STEP 1: Draw the free-body diagram of each mass, showing all forces acting upon each mass. Assume the normal reaction force from table on the mass of 2.25 kg is R Newtons, and the tension in the string connecting the masses is T Newtons.

STEP 2: Write down the equations for each mass using Newton's second law of motion. Write these equations for vertical and horizontal directions for each mass. We assume that mass on table moves to the right due to the hanging mass pulling it down and also assume that the acceleration of each mass is a $m/s^2$.

For mass on table, following are equations of motion in horizontal and vertical directions. $$T - (0.45 X 2.25 X 9.8) = 3.25a$$ $$R = 2.25 X 9.5$$

For hanging mass, following is the equation in vertical direction. There are no horizontal forces on this mass and so we only have an equation in vertical direction. $$(1.3 X 9.8) - T = 1.3a$$

STEP 3: Solve the equations to get the variable(s) needed.

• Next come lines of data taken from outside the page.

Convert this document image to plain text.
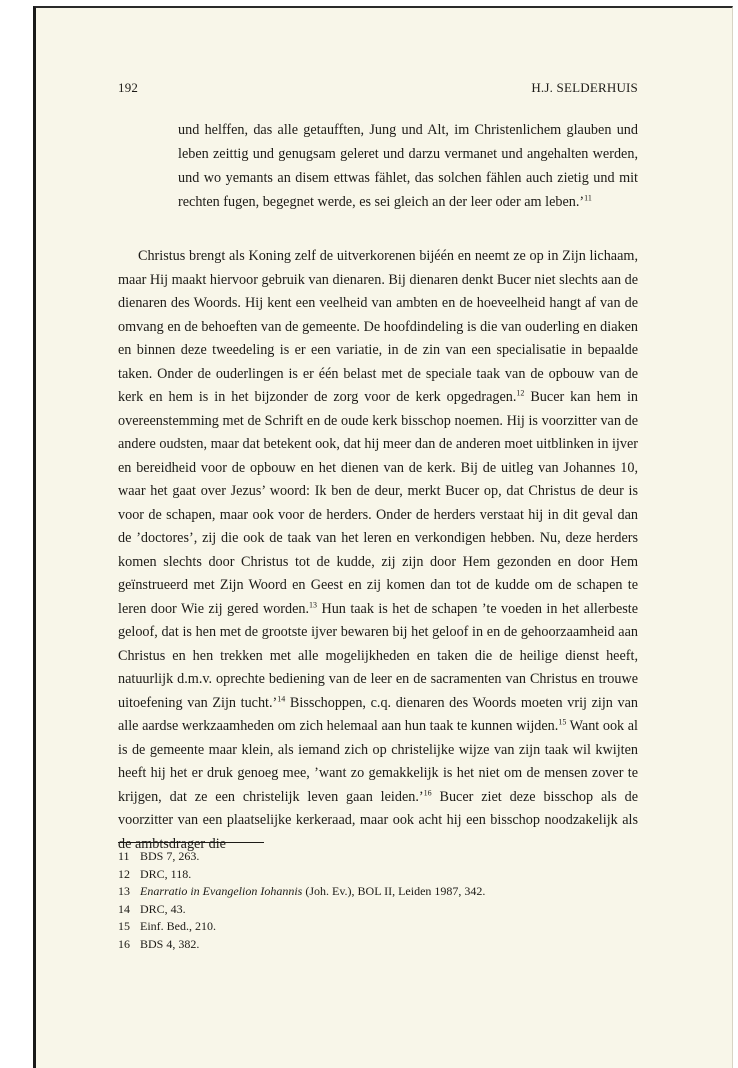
192	H.J. SELDERHUIS
und helffen, das alle getaufften, Jung und Alt, im Christenlichem glauben und leben zeittig und genugsam geleret und darzu vermanet und angehalten werden, und wo yemants an disem ettwas fählet, das solchen fählen auch zietig und mit rechten fugen, begegnet werde, es sei gleich an der leer oder am leben.’$^{11}$

Christus brengt als Koning zelf de uitverkorenen bijéén en neemt ze op in Zijn lichaam, maar Hij maakt hiervoor gebruik van dienaren. Bij dienaren denkt Bucer niet slechts aan de dienaren des Woords. Hij kent een veelheid van ambten en de hoeveelheid hangt af van de omvang en de behoeften van de gemeente. De hoofdindeling is die van ouderling en diaken en binnen deze tweedeling is er een variatie, in de zin van een specialisatie in bepaalde taken. Onder de ouderlingen is er één belast met de speciale taak van de opbouw van de kerk en hem is in het bijzonder de zorg voor de kerk opgedragen.$^{12}$ Bucer kan hem in overeenstemming met de Schrift en de oude kerk bisschop noemen. Hij is voorzitter van de andere oudsten, maar dat betekent ook, dat hij meer dan de anderen moet uitblinken in ijver en bereidheid voor de opbouw en het dienen van de kerk. Bij de uitleg van Johannes 10, waar het gaat over Jezus’ woord: Ik ben de deur, merkt Bucer op, dat Christus de deur is voor de schapen, maar ook voor de herders. Onder de herders verstaat hij in dit geval dan de ’doctores’, zij die ook de taak van het leren en verkondigen hebben. Nu, deze herders komen slechts door Christus tot de kudde, zij zijn door Hem gezonden en door Hem geïnstrueerd met Zijn Woord en Geest en zij komen dan tot de kudde om de schapen te leren door Wie zij gered worden.$^{13}$ Hun taak is het de schapen ’te voeden in het allerbeste geloof, dat is hen met de grootste ijver bewaren bij het geloof in en de gehoorzaamheid aan Christus en hen trekken met alle mogelijkheden en taken die de heilige dienst heeft, natuurlijk d.m.v. oprechte bediening van de leer en de sacramenten van Christus en trouwe uitoefening van Zijn tucht.’$^{14}$ Bisschoppen, c.q. dienaren des Woords moeten vrij zijn van alle aardse werkzaamheden om zich helemaal aan hun taak te kunnen wijden.$^{15}$ Want ook al is de gemeente maar klein, als iemand zich op christelijke wijze van zijn taak wil kwijten heeft hij het er druk genoeg mee, ’want zo gemakkelijk is het niet om de mensen zover te krijgen, dat ze een christelijk leven gaan leiden.’$^{16}$ Bucer ziet deze bisschop als de voorzitter van een plaatselijke kerkeraad, maar ook acht hij een bisschop noodzakelijk als de ambtsdrager die

11 BDS 7, 263.
12 DRC, 118.
13 Enarratio in Evangelion Iohannis (Joh. Ev.), BOL II, Leiden 1987, 342.
14 DRC, 43.
15 Einf. Bed., 210.
16 BDS 4, 382.
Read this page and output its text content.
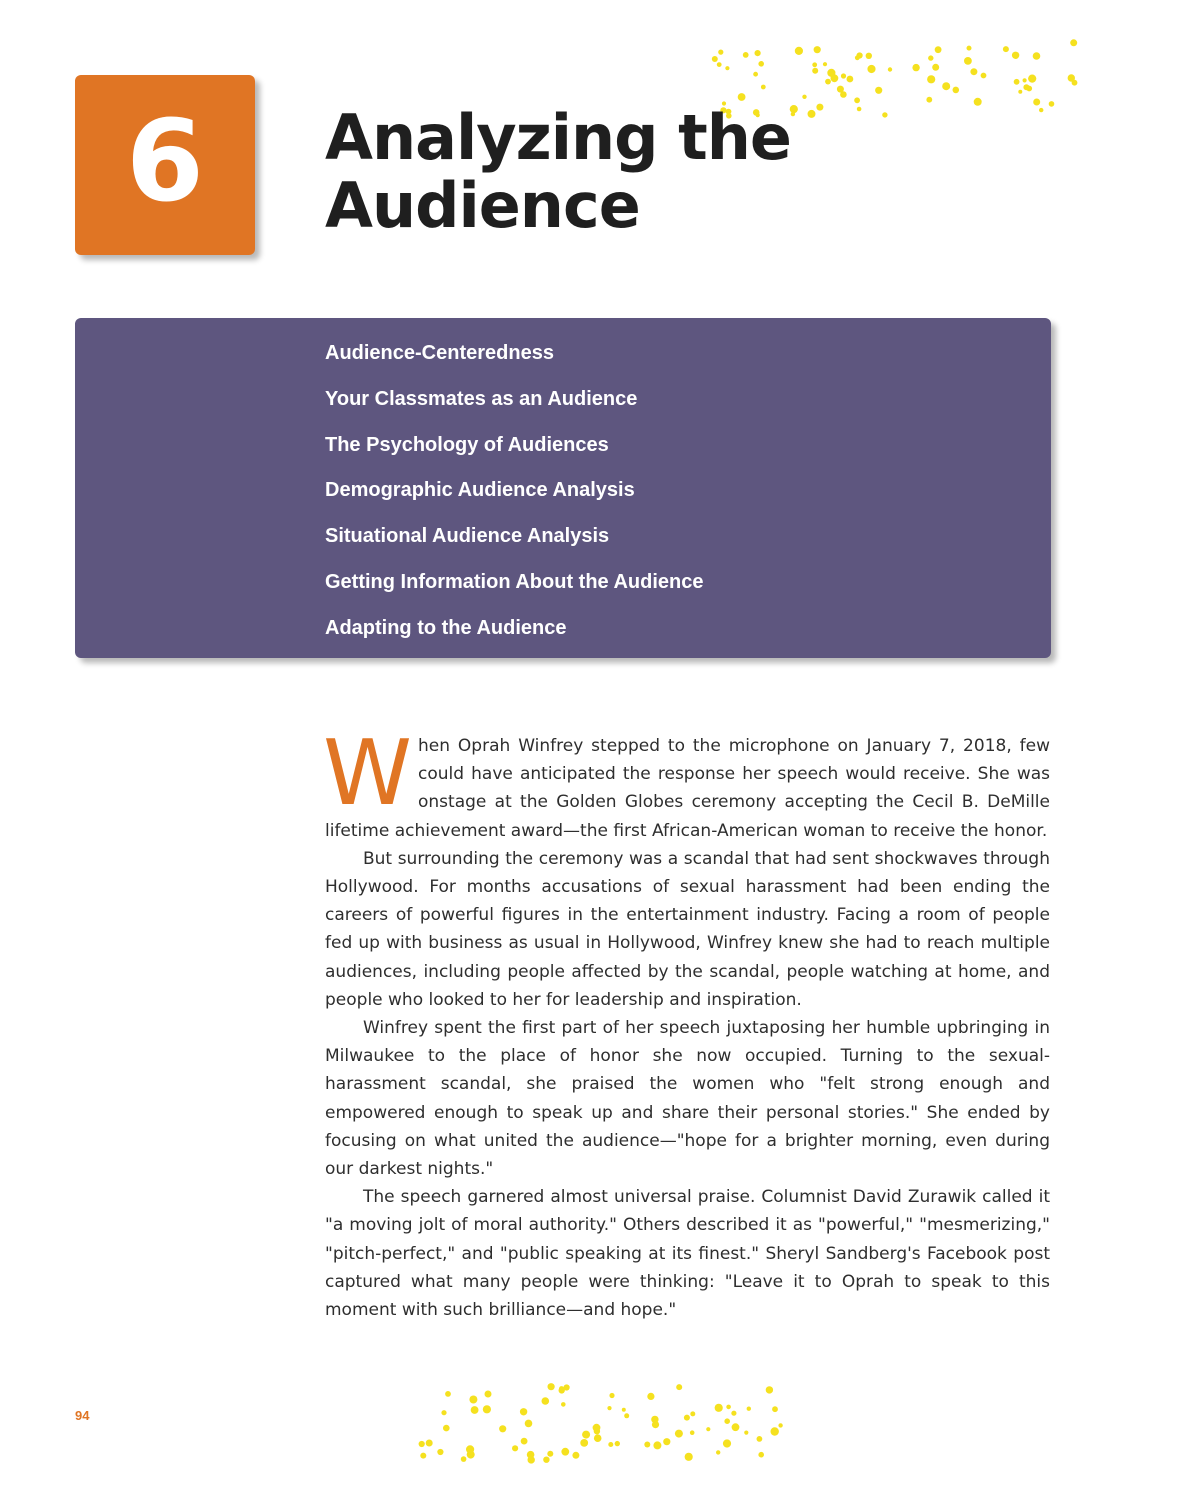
6 Analyzing the
Audience
Audience-Centeredness
Your Classmates as an Audience
The Psychology of Audiences
Demographic Audience Analysis
Situational Audience Analysis
Getting Information About the Audience
Adapting to the Audience

When Oprah Winfrey stepped to the microphone on January 7, 2018, few could have anticipated the response her speech would receive. She was onstage at the Golden Globes ceremony accepting the Cecil B. DeMille lifetime achievement award—the first African-American woman to receive the honor.

But surrounding the ceremony was a scandal that had sent shockwaves through Hollywood. For months accusations of sexual harassment had been ending the careers of powerful figures in the entertainment industry. Facing a room of people fed up with business as usual in Hollywood, Winfrey knew she had to reach multiple audiences, including people affected by the scandal, people watching at home, and people who looked to her for leadership and inspiration.

Winfrey spent the first part of her speech juxtaposing her humble upbringing in Milwaukee to the place of honor she now occupied. Turning to the sexual-harassment scandal, she praised the women who "felt strong enough and empowered enough to speak up and share their personal stories." She ended by focusing on what united the audience—"hope for a brighter morning, even during our darkest nights."

The speech garnered almost universal praise. Columnist David Zurawik called it "a moving jolt of moral authority." Others described it as "powerful," "mesmerizing," "pitch-perfect," and "public speaking at its finest." Sheryl Sandberg's Facebook post captured what many people were thinking: "Leave it to Oprah to speak to this moment with such brilliance—and hope."

94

In this case we will solve for a and T. We get a = 0.619 $m/s^2$ and

$T$ = $11.935 N$

.

STEP 4: Use the following equation of motion: $v^2=u^2+2as$

$v^2=(0)^2+2(0.619)(.03)$

Solving above equation gives us:

$v = 0.19275$ $ m/s$

as the velocity of each mass after the mass on table top has moved by 3 $cm$.